An essential part of ChromosomeJS is to help people understand better Genetic Algorithms by example. The documentation does not exclusively aim to cover the developer API but also to offer a nice introduction to genetic algorithms, present the library through examples and contain references to good sources of information.

How to contribute?

Do you know about Genetic Algorithms and want to explain some concept? Are you eager to help us improve the language that we use? Do you have any doubt or something that we could make clearer? Please open an issue starting with [Documentation]


Utils

Utility library is still expanding for the first version ChromosomeJS offers a serie of utility functions to help out with different part of your Genetic Algorithm.

Individual Generation and Population Generation

Crossover CrossoverFunction = (genome1: Genome, genome2: Genome) => [Genome, Genome]

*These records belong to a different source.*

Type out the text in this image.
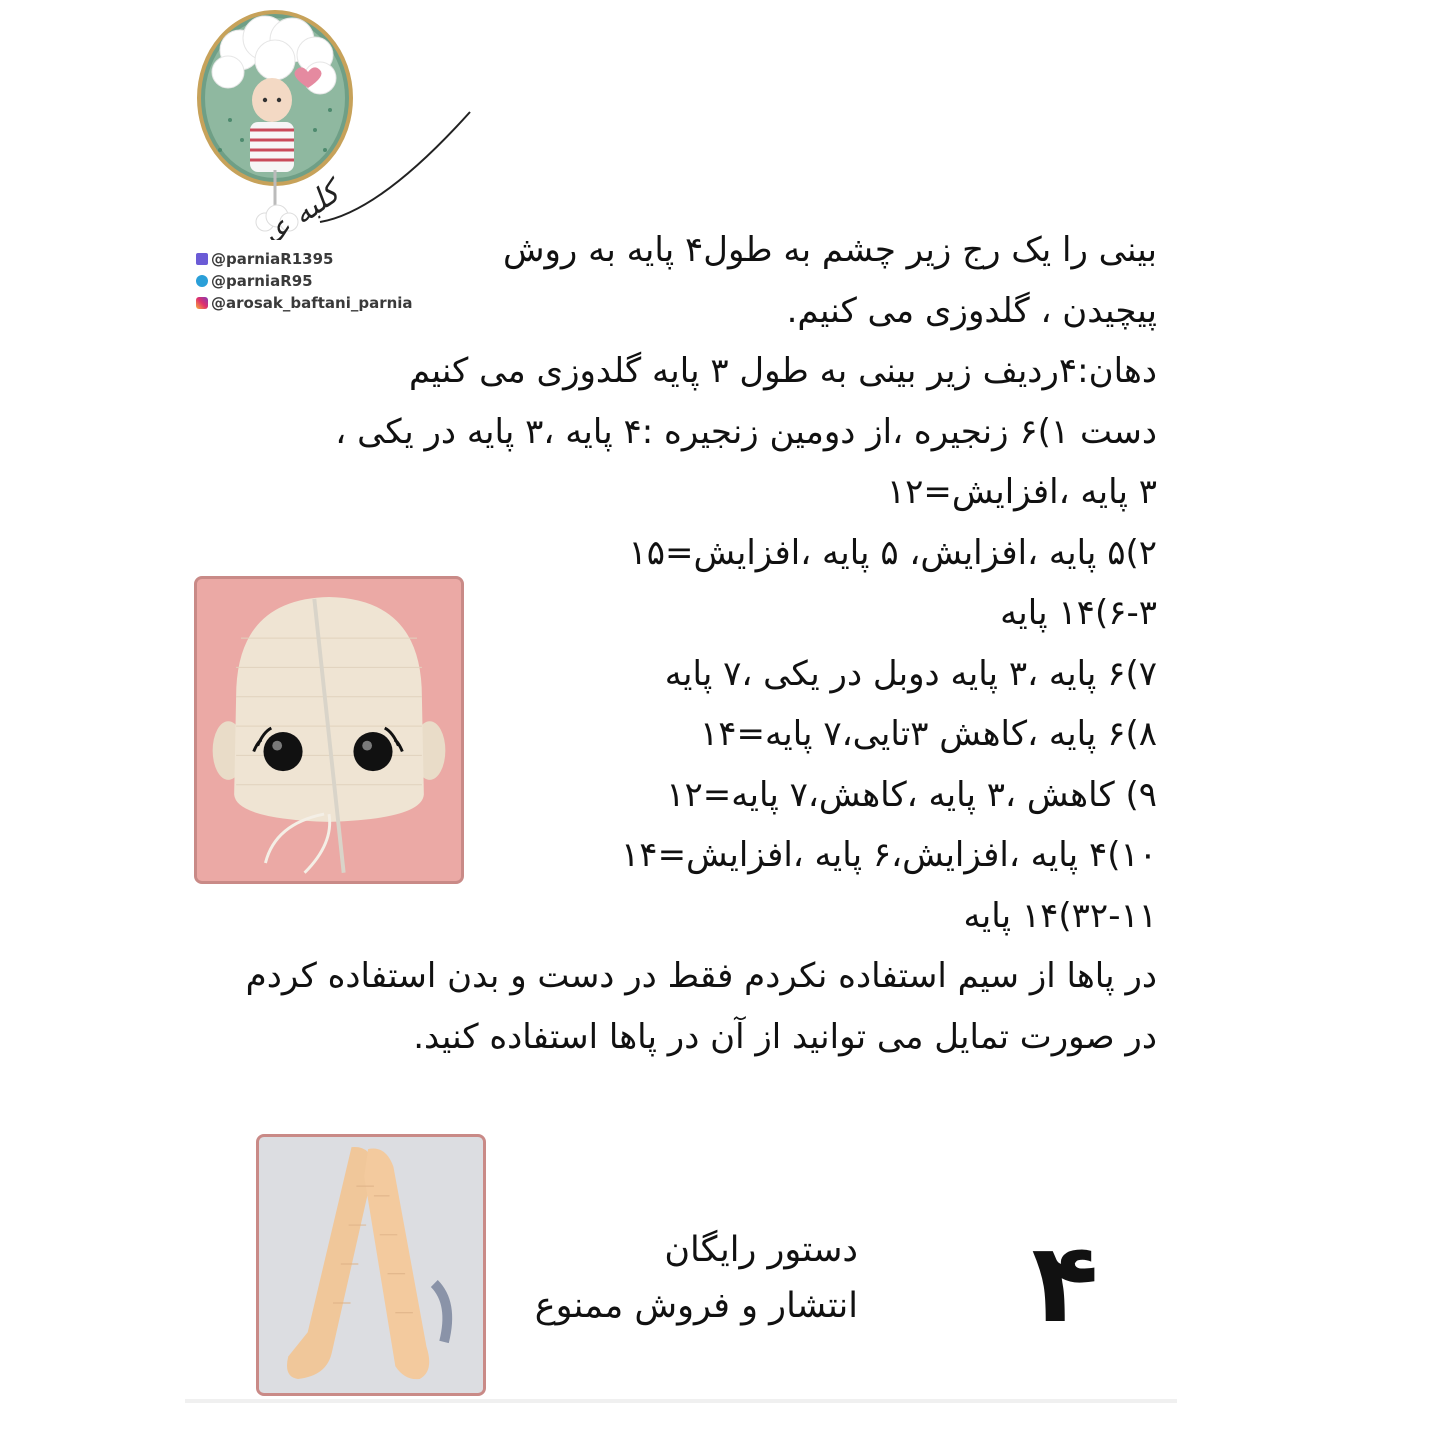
@parniaR1395
@parniaR95
@arosak_baftani_parnia
بینی را یک رج زیر چشم به طول۴ پایه به روش
پیچیدن ، گلدوزی می کنیم.
دهان:۴ردیف زیر بینی به طول ۳ پایه گلدوزی می کنیم
دست ۱)۶ زنجیره ،از دومین زنجیره :۴ پایه ،۳ پایه در یکی ،
۳ پایه ،افزایش=۱۲
۲)۵ پایه ،افزایش، ۵ پایه ،افزایش=۱۵
۶-۳)۱۴ پایه
۷)۶ پایه ،۳ پایه دوبل در یکی ،۷ پایه
۸)۶ پایه ،کاهش ۳تایی،۷ پایه=۱۴
۹) کاهش ،۳ پایه ،کاهش،۷ پایه=۱۲
۱۰)۴ پایه ،افزایش،۶ پایه ،افزایش=۱۴
۳۲-۱۱)۱۴ پایه
در پاها از سیم استفاده نکردم فقط در دست و بدن استفاده کردم
در صورت تمایل می توانید از آن در پاها استفاده کنید.
دستور رایگان
انتشار و فروش ممنوع ۴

Mutation MutationFunction = (probability: number, genome: Genome) => Genome

Selection SelectionFunction = (amount: number, population: Individual[], options?: object) : Individual[]

How to contribute?

You can help ChromosomeJS to extend the utils functions library, define a better API to interact with it or simply make a feature request. Just open an issue starting with [Utils].


Chromosome Framework

The framework is under development ChromosomeJS also makes easy to 'plug-n-play', so we just choose/define our genetic algorithm and it will take care of run it for you interacting through callbacks. It needs you to define the different cycle functions (Crossover, mutation...) and constants (probabilities, population and individual size...) and then just run your algorithm. Right now there is a very rough implementation that does not consider many aspects. The plan is to try to abstract it to being able to run it on a Worker, abstract you from your types and complex operations reducing it to array operations, make it more efficient for node and browser environments.

Genetic Algorithm Class

The Genetic Algorithm will instanciate a new Genetic Algorithm (you specify seed, mutation, crossover, fitness, selection), the meta parameters (probabilities, population size, options for the selectors...) and hooks (onGeneration). It enables you to do a simple step using your parameters.

Runner

Runner is just an abstraction on top of genetic algorithm that helps you run your GA Class asynchronously (specially thought for the browser) until it meets certain conditions (number of generations).

How to contribute?

To help ChromosomeJS offer a more performant framework, improve the API, extend it to fit other Evolutionary Algorithms you could start by opening an issue starting with [Framework].